There’s shreds of neat weirdness on the margins that’s appealing (though any comparisons to David Lynch are patently absurd), and Olsen and Bettany are always a pleasure to watch, but it’s hard to not be a little let down by the decompressed approach at its inception, given that was among the biggest problems facing the previous iteration of Marvel TV shows. Still, by the end of episode 3, I’m intrigued enough to want to know more. Enough to pay the regular subscription fee? Jury is still out on that one!

I just can’t see how all these reviews saying the same basic thing can be spun to be a advantage for the show. “Tepid” isn’t drawing in new viewers.

I can’t figure out how forcing some people to stew in their dissatisfaction for 2 weeks is smart programming. Dropping the first 2 episodes together feels like a half measure. Like they knew it was too slow a start to stretch it out the sitcom stuff for 4 full weeks, but they also knew they only had 9 episodes so dropping the first 3 at once wouldn’t allow them to capture that needed 3rd month of subscription fees.

Sometimes podcasts do not capture what viewers think.

Episode 1 100% on RottenTomatoes. Same 100% for ep 2. Ep 3 got 85%. 4 90%.

Of course my WAG of others is a wild assed guess based on people I know. My basis for what I thought? Huh? Tough to provide a cite …

Clearly those who did not like feel very strongly about it though. And have a very hard time comprehending that others might think otherwise.

What is your problem?

Yeah the first 2 episodes were a slog to get through. The payoff was incredible, but I have absolutely no desire to watch the first two episodes again. The main problem I had is that they weren’t parodies. They were straight on deadpan bad sitcoms. They were not funny in their own right. I was 50/50 in deciding if I was actually going to stick with the series or not, the only reason I continued to watch is that reviewers who had seen more episodes were very positive.

How much time you got, doc?

Oh. In this thread? I got no problem. Just finding your intensity and hostility on this a bit much.

And then questioning what I am basing a statement that it hooked me and that “my WAG is most” on?

No one is trying to tell you that your experience of those episodes is invalid. Not getting the anger you have that others experienced it otherwise.

In any case, yes the double ep first drop got 100% on RottenTomatoes.

Ratings don’t quite apply here but metrics such as they are show the first eps pulling people in, not getting many to drop.
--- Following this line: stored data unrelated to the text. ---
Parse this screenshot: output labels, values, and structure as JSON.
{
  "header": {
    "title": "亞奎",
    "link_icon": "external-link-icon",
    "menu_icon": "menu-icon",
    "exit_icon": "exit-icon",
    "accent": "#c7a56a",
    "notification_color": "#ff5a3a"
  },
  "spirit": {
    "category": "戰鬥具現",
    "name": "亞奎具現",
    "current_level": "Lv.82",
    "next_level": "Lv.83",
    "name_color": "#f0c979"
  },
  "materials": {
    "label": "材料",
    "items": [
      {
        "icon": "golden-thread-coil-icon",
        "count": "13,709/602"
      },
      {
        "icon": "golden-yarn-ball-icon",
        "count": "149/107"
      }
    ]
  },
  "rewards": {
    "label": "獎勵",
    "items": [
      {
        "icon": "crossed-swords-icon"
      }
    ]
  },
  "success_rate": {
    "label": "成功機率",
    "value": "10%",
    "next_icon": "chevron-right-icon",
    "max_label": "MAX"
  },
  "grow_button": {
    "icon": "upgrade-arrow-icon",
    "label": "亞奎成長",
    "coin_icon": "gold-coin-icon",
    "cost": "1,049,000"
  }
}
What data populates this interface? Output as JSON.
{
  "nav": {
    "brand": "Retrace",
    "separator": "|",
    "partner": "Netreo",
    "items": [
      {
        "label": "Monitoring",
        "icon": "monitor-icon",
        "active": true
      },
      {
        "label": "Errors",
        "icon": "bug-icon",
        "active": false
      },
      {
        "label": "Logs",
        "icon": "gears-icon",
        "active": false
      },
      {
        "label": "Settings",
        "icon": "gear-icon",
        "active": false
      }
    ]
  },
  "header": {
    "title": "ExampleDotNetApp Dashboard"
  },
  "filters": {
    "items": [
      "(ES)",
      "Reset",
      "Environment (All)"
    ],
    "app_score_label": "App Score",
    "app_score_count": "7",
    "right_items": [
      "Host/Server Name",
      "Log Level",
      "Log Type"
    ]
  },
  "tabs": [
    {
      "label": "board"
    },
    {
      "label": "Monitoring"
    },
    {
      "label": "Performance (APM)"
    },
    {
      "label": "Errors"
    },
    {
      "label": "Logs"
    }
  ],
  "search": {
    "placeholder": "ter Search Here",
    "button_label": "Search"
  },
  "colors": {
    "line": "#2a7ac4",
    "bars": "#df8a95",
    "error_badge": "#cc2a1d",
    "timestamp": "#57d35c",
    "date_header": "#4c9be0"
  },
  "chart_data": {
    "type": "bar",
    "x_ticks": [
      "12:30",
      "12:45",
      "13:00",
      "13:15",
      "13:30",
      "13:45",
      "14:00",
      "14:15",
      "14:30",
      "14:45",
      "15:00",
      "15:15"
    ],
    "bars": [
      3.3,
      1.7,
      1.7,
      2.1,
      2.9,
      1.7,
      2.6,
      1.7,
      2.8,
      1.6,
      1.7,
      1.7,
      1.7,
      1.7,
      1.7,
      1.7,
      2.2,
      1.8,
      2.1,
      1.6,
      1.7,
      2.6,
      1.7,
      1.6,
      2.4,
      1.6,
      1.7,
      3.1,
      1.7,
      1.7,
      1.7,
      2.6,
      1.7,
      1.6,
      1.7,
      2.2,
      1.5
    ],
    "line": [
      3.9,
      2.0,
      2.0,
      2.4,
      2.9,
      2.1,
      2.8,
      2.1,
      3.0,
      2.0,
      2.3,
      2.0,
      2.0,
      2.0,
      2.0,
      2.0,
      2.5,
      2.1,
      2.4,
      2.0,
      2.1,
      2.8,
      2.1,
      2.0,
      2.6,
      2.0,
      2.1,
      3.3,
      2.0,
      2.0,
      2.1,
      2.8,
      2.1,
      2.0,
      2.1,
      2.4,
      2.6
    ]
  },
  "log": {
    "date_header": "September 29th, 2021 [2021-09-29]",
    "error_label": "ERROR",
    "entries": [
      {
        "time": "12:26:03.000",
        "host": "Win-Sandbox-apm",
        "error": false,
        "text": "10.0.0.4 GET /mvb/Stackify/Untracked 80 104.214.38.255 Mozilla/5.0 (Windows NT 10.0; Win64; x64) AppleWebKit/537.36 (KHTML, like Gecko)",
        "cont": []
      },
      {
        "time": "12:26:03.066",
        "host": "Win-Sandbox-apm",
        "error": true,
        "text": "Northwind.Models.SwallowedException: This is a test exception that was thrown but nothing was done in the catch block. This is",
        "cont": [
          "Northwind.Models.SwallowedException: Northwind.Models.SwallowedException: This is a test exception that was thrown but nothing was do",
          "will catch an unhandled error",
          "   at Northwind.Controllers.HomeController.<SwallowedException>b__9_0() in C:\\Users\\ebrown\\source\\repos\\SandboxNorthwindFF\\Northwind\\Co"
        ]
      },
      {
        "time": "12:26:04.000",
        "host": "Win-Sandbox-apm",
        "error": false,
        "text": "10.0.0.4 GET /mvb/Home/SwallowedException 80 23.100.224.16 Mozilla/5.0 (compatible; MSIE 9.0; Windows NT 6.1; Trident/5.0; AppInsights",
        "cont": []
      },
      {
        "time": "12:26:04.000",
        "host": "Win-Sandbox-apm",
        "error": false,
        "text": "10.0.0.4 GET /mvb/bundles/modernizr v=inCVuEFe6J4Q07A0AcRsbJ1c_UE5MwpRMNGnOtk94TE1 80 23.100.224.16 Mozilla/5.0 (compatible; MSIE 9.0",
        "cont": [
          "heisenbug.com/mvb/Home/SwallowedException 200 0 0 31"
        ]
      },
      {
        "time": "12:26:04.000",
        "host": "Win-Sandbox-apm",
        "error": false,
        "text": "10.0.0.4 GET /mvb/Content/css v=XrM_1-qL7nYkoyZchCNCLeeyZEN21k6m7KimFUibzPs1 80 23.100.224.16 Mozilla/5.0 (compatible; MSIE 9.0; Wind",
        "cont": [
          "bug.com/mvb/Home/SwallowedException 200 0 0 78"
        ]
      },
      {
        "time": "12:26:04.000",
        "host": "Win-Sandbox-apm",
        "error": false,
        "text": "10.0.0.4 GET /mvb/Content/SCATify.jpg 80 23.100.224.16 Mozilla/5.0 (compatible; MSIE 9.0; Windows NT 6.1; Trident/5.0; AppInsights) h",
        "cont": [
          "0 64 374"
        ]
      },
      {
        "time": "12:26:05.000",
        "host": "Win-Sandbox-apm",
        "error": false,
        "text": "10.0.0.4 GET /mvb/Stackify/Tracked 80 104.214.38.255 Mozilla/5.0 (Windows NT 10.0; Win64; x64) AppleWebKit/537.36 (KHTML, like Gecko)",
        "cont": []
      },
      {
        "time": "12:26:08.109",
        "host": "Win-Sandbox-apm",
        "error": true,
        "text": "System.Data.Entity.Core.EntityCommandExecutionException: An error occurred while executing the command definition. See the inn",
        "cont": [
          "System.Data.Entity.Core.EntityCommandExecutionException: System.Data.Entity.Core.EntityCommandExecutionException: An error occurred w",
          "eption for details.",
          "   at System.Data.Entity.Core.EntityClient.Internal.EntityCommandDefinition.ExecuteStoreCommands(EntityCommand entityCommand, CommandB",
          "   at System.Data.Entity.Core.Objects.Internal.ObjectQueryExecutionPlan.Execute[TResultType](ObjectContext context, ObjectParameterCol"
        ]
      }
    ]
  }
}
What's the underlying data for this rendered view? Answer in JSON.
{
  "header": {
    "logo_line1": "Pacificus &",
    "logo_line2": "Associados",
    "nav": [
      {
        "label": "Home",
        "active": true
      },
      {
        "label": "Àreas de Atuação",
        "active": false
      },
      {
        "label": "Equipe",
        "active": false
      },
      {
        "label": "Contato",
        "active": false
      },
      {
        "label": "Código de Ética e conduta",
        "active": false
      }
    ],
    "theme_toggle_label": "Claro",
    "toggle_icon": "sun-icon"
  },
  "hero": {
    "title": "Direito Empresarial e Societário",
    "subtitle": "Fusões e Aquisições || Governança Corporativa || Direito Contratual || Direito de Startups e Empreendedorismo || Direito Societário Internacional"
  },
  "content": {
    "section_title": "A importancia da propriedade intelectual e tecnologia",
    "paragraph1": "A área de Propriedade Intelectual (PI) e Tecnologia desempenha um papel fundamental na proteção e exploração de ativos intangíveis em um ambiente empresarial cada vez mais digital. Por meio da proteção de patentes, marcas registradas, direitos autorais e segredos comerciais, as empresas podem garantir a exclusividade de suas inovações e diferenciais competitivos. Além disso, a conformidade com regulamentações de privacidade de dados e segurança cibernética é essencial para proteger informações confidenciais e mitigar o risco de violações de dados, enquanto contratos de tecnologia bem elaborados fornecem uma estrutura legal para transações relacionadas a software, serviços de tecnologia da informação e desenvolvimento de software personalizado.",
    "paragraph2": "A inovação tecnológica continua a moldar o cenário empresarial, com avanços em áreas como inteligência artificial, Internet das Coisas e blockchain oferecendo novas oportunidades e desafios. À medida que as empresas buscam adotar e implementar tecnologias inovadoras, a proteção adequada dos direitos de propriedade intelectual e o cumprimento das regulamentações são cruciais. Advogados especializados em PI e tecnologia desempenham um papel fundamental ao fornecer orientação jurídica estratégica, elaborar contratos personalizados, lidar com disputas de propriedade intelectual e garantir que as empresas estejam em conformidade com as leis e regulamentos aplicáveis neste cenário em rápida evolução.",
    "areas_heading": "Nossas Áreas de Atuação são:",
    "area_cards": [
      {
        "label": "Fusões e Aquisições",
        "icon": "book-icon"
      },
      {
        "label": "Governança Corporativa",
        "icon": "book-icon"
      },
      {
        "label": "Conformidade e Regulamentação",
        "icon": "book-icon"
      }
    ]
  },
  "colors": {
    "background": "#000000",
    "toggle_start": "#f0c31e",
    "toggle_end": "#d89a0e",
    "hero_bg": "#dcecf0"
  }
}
Not quite at Mandolorian levels but close. Doing better than Stranger Things did and gaining viewership weekly.

Why did those eps work for me? Someone who never saw Age of Ultron and had no investment in these characters?

For many reasons.

First because we had no idea what was going on and where they were going to go with this. It used the most formulaic sit com tropes to create something that was far from formulaic.

To me that paradox continued in Wanda and Vision playing character tropes actually allowing for the characters to be developed. I became more invested in these characters, their arcs, what they know and don’t know, their whys, than I have any character in any MCU movie.

It likely also helped that I enjoyed those old sit coms. To me I Love Lucy, The Dick Van Dyke Show, and even Bewitched were part of the Golden Age, and catching even a few of the specific references and how they subverted them into The Twilight Zone, was a blast.

Again, I’ve not seen any movie that had Wanda and Vision as big parts. I was not invested in them at all before. And this method of building has me feeling Wanda’s grief, for her problems dealing with it, and caring about it in ways that few shows get me feeling. If she ends up going Dark Side it will work as the tragic arc in ways that Anakin’s never did for me.

I certainly respect that it did not work for everyone.